Testing Soil Load Bearing Capacity Upfront Saves Time, Money Later

Andy and Mike with CD+C
At CD + C, we recently began a residential job on a site that required a 40-foot foundation. While this number looks like we added an extra zero since the average foundation for a home is four feet, this is accurate. Why did it require such a high foundation? Well, because of poor soil with a very minimum load bearing capacity.
Soils are rated according to their load bearing capacities, meaning how much load the existing soil can handle without risking the chance of a building settling. If the bearing capacity is exceeded by the weight of the building, the soil will compact, resulting in cracked foundations and walls, which compromises the safety of the structure. Some of the more common types of soil that have insufficient bearing pressure include peat, sand and expansive clay.
All buildings must be engineered or designed to anticipate some settlement. However, taking measures to have soil analyzed and addressing underlying issues will prevent costly and time-consuming repairs in the future.
In general, softer soil and soil that expands or contracts with changing moisture levels are more unstable and will be able to bear less weight. Excess moisture can saturate foundation soils, which often leads to softening or weakening of clays and silts. Increased moisture within foundation soils is often a consequence of poor surface drainage around the structure, leaks in water lines or plumbing or a raised groundwater table. Houses built over soil that have uneven bearing strengths – such as part soil and part rock – will settle unevenly, creating cracks in walls and foundations.
The best soils to build on show no signs of minimal settlement. Some of the things we look for are no evidence of unstable land, such as nearby landslides in the vicinity, and no organic soil, peat or soft clay. Stiffer or denser clay is more ideal because the less porous a substance is, the less it will be affected by water. The site we are currently building on is comprised of a soft, silty soil with a high moisture content. As soils dry out, they shrink or contract, resulting in a general decrease in soil volume.
Measures to fix problem soil aren’t cheap but will cost less in time, money and aggravation in the long run. There are several websites property owners can visit to obtain free information prior to construction:

  1. Visit www.usda.gov for prepared soil maps.
  2. For US Geological surveys and topographical maps, visit www.usgs.gov.

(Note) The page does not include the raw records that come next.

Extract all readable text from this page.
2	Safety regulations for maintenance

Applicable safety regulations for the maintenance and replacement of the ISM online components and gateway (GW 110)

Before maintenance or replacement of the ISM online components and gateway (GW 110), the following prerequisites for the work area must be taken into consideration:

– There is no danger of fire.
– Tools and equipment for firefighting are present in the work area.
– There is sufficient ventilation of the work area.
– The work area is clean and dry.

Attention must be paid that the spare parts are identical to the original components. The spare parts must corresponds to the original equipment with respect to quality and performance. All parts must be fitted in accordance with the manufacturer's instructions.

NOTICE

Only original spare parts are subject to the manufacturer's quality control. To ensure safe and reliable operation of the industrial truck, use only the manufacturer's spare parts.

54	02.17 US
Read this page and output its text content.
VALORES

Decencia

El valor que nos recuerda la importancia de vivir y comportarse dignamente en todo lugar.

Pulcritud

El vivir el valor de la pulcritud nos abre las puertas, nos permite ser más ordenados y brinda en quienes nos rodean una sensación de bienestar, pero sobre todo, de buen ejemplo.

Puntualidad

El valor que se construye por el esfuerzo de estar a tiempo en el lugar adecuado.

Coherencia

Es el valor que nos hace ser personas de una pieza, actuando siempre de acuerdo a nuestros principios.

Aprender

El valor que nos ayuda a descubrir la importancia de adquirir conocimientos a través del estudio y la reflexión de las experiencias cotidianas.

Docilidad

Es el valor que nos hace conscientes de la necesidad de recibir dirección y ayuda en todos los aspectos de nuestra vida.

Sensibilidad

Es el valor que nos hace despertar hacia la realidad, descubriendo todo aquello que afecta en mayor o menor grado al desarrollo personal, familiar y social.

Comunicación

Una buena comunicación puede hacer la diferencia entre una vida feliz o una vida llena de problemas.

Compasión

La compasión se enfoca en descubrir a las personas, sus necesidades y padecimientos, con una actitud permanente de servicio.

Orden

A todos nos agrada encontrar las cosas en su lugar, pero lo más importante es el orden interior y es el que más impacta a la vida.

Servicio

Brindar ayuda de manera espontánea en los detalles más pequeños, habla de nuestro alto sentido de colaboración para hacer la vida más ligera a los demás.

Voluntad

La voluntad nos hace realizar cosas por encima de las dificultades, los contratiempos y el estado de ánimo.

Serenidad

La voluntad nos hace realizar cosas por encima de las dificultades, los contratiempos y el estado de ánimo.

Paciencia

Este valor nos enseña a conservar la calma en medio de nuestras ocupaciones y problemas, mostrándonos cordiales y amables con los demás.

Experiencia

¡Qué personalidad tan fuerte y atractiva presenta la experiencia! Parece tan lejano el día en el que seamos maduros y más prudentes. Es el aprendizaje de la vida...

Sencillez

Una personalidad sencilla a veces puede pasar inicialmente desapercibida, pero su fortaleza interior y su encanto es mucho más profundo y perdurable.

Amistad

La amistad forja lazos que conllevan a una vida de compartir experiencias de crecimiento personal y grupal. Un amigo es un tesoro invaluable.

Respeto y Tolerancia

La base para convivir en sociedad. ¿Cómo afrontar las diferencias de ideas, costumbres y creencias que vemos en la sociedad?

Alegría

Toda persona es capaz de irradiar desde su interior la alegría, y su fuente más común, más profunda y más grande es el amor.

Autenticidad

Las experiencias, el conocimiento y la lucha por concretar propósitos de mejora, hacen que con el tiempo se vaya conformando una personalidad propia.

Fixes include increasing the depth of poured foundations, fills and bracing. Your contractor and/or structural engineer can make the appropriate recommendations.
Costs vary based on geographic region or depth of boring, which basically means drilling to determine the physical properties of the soil on the site; analyzing the results and making recommendations based on the proposed building design and structural needs. The number of borings needed varies with the lot and building size.
However, it is important that a professional tests the site for you new Chicago home. Your home builder will likely hire geotechnical engineers to test the soil to detect problems prior to construction.  Individual cities, such as Chicago, require that home builders take precautions; this is built into the city’s building code.
Different problems require different solutions. For example:  if peat is detected, it can be removed if the layer is thin enough. Alternatively, a specially designed raft foundation and matt floor slab may be needed. For sand, which varies in size and compaction, piles will need to be driven down to a good bearing layer in conjunction with a concrete slab. Building on a clay soil will affect the ground moisture content and result in a different pattern of expansion and contraction. Moisture content will also be reduced by large paved areas, tree planting and subsoil drainage.
Regardless of the method, it is important to determine the load bearing capacity of soil to ensure the most solid and stable foundation is built for your new home in Chicago.  While this takes extra time, effort and money up front, the end result will be a building that will be permanent and less costly in the long run.